Our capacity for bottling spirit on Islay was augmented earlier this year by the addition of a second automated line in the Harvey Hall, meaning we can now dedicate one bottling line to The Botanist and one to our single malts. Here, supervisor Tina MacLeod, takes a look back to days gone by…
“I only ever came into the distillery as a part time job,” laughs Tina, “Did a bit of cleaning, and then this place just sucks you in!” Her original role was not in bottling at all. “I began just helping with the tidying up and then gradually started doing invoicing, and gradually did a few bits in the shop and wee bits of counting the money at night. And it was just everything, bits and pieces of anything and everything. I was probably down here about 5 in the morning to sort of try and fit it all in, it was just crazy! The only benefit was that Neil McTaggart, who has now retired, would wash my car to keep himself going when he was on night shift!”
When David Barr, then manager of the bottling hall operations, wanted to expand his team, Tina was persuaded over from the ‘other side’ of the quad around which the distillery is built, with the promise of more sustainable hours.
“I had two young children of course, at the time, so I was like, ‘Oh…’ Anyway, the hours were good, and here I still am, fourteen years later, or thirteen years later or whatever it is.”
Those two young children of Tina’s are Ruaridh, well known for his Gaelic singing on the island, and also now working in the bottling hall, and Meghan, who has just done her first season in the Laddieshop.
Tina recalls, “I was in here a year or so before the original Harvey Hall was finished and built, was it May 2003? The orders were coming in before the place was complete, so we started off in Warehouse 10. We were basically balancing on barrels and using wee glue machines, sticking stickers on bottles and stuffing leaflets. We were making everything up by hand.”In the previous Harvey Hall configuration, Tina took care of a small hand-bottling line that was relied on for single casks and contingency situations. She describes how it operated: “So there’d be a person standing doing the filling at that machine, and somebody else bottling. It would then pass along to someone who would shove in a cork, and then somebody else would fit the capsule. Another body would spin the capsule on the bottle and somebody else’d be at the bottom putting a label on. That was a huge big weight of a machine, you had to stamp on it, and that stamped on the label.
“And then it would pass onto a table with boxes on it, and then some more bodies would pack them into tins. In the meantime, somebody else had made up the boxes to put the tins in, and somebody would pack them with the tins and the lids, tape up, load a pallet, and then Dougie [on forklift detail then and now] would be waiting, to put them out the door. So there was quite a few of us…”

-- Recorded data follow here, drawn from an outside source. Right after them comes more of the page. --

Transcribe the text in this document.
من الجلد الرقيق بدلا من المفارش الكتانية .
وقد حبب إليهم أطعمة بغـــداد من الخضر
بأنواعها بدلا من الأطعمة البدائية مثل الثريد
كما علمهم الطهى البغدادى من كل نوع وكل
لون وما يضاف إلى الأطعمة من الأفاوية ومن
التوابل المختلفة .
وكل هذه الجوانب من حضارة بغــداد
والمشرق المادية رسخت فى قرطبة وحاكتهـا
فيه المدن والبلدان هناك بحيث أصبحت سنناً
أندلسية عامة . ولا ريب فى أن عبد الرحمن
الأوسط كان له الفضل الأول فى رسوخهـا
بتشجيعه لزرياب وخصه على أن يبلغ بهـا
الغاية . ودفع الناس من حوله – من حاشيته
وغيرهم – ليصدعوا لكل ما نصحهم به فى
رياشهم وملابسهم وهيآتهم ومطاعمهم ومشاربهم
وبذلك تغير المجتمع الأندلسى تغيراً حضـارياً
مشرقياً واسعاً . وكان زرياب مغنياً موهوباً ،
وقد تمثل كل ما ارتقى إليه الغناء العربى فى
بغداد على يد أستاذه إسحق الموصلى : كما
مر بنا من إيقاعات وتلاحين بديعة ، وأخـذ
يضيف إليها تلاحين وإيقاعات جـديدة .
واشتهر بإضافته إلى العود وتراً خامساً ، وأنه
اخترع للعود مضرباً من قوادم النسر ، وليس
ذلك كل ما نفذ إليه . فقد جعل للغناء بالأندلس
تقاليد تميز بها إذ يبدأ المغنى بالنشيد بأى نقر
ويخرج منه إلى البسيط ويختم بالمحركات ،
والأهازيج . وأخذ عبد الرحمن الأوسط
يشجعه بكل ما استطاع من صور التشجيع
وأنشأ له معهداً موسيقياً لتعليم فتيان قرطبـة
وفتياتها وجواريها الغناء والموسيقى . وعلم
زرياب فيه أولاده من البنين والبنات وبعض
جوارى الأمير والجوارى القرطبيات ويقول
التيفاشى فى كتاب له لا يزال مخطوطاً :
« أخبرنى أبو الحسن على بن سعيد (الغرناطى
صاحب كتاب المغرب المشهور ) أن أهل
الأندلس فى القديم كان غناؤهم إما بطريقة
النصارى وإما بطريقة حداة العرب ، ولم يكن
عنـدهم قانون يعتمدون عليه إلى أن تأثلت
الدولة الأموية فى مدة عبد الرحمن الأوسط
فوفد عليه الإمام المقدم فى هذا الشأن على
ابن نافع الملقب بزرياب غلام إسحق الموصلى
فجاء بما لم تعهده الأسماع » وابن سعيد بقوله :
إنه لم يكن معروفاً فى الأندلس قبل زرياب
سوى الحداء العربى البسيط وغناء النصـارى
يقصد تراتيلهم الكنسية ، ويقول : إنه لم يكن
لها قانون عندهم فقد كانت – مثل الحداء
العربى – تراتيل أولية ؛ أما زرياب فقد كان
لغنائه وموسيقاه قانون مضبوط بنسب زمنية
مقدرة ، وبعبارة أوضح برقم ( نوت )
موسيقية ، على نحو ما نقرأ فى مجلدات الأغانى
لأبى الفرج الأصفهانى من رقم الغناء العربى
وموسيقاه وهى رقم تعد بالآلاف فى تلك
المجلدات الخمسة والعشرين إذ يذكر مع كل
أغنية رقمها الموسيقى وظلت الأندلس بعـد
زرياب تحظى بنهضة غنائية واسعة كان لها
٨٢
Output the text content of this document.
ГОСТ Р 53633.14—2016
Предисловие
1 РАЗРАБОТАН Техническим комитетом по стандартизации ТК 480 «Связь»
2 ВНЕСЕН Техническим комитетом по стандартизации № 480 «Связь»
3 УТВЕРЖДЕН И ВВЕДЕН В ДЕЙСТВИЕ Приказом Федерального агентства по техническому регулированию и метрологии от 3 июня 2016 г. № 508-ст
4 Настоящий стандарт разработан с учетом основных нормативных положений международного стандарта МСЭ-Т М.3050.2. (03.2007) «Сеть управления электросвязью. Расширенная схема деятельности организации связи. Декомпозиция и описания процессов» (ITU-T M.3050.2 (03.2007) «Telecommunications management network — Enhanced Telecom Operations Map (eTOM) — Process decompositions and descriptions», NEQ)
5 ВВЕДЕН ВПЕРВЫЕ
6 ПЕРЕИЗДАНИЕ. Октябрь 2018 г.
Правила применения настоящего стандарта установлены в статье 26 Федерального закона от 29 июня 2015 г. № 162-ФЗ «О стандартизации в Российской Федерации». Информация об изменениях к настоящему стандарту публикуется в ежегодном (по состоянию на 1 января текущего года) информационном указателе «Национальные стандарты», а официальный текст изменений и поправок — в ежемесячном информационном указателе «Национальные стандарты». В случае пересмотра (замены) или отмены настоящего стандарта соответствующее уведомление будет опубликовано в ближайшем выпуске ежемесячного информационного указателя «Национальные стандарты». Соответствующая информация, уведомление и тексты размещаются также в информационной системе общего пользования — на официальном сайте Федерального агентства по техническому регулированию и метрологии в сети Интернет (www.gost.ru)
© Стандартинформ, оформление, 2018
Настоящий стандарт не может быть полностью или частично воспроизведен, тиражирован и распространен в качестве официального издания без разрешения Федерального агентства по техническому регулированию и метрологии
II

Things are a little more automated on the modern bottling lines, but bottling at Bruichladdich is still a very people-focussed process. There are many more folk working with Tina now than there were back in the day.
Things may have changed and the numbers may have grown but there is no substitute for experience. Laddiefans all round the world understand that bottling at the distillery is one of the many things that make this old place so different.